Стоит мне вспомнить эту маленькую виллу, и меня охватывают романтические чувства. Царивший здесь покой, прекрасный вкус, с которым она была обставлена, с первой минуты очаровали меня. Я чувствовал себя здесь словно у себя дома. Стены украшала изумительная коллекция желтых бабочек, которые, неожиданно для меня самого, стали и моим увлечением. Целыми днями я думал о Винни и носился по саду, преследуя прелестнейших чешуйчатокрылых. Был даже такой момент, когда я решил было здесь обосноваться и собирался приобрести все, что нужно художнику, но тут произошел совершенно странный случай, быть может, и вполне объяснимый, но которому я придал слишком большое значение.
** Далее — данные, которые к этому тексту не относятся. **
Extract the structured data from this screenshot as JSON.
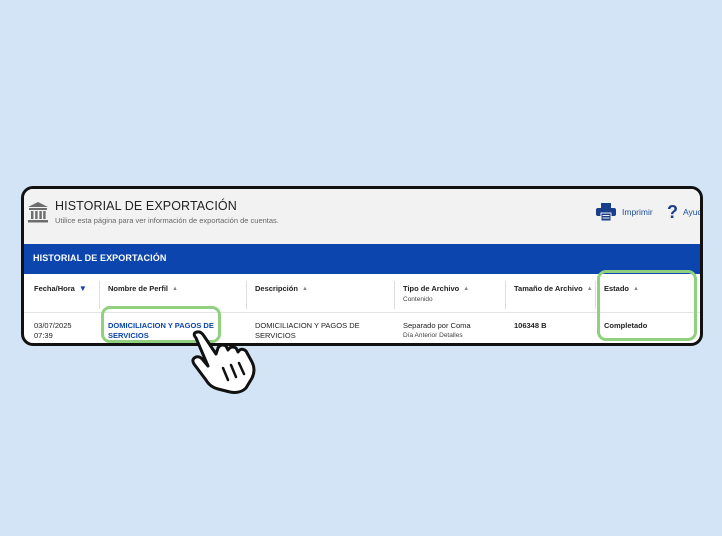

Все произошло в ту самую субботу, когда Винни после упорного сопротивления решилась провести конец недели у меня в доме. Вечер прошел приятно, было спокойно и радостно. Стало темнеть, и что-то в поведении Винни меня насторожило. Сперва я не понял что и понапрасну вглядывался в ее личико, стараясь уловить в нем перемену, которая бы мне объяснила мое неожиданно испортившееся настроение. Но вдруг я понял: меня задело то, что Винни так легко ориентировалась в доме. При разных обстоятельствах: она, например, не раздумывая, шла прямо к выключателю. Была ли то ревность? Сперва — лишь глухая ярость. Намерения у меня были серьезные, и если я никогда не спрашивал у Винни о ее прошлом, так это потому, что у меня уже было кое-что придумано для ее будещего. Я не так сильно страдал от того, что у нее уже был до меня мужчина, как от того, что происходило это именно в моем доме. Охваченный тревожным предчувствием, я решил проверить свои подозрения. Как-то осматривая из любопытства чердак, я обнаружил там старый керосиновый фонарь. Одна секунда — и предлог был найден: мы идем гулять по саду.
— Но нам нечем посветить себе,— тихо сказал я.
Винни встала, помедлила нерешительно посреди комнаты. Потом я увидел, как она идет к лестнице и проворно взбирается по ступенькам. Через пять минут Винни появилась с зажженным фонарем.
Последовавшая сцена была столь жестокой, неприятной и тягостной, что, оказывается, мне и сейчас трудно снова ее переживать. Могу лишь сказать, что я был весь во власти гнева, потерял все свое хладнокровие и повел себя очень грубо. Одним ударом я выбил у нее из рук фонарь, хоть это и могло грозить пожаром, и набросился на Винни, пытаясь силой заставить ее признаться неведомо в чем. Выкручивая ей руки, я требовал от нее ответа: с кем и когда она уже была в этом доме. Помню только ее невероятно бледное лицо и широко раскрытые глаза: она смотрела на меня как на сумасшедшего. Смятение не давало ей выговорить ни слова, и это удваивало мое бешенство. В конце концов я обругал ее и велел убираться.
Всю ночь я снова и снова корил себя за свое поведение. Никогда я не думал, что так легко утрачу самообладание и даже приписывал это частично малому своему опыту в обращении с женщинами. Все то, что в поведении Винни показалось мне странным и так меня возмутило, теперь, когда я об этом думал, представлялось совершенно обычным. Все эти загородные дома устроены на один лад, и вполне естественно, что в каждом из них имеется старый фонарь и что этот фонарь хранится на чердаке. Моя вспышка была ничем не обоснована, и — что хуже того — она была дурного вкуса. Единственный достойный выход из создавшегося положения — это найти Винни и извиниться перед ней, думал я. Не тут-то было: больше я Винни не видел. В ресторане ее не было, а когда я пошел к ней домой, она меня не впустила. Я настаивал, и тогда вышла ее мать и грубо сказала, что Винни не желает иметь дела с сумасшедшими.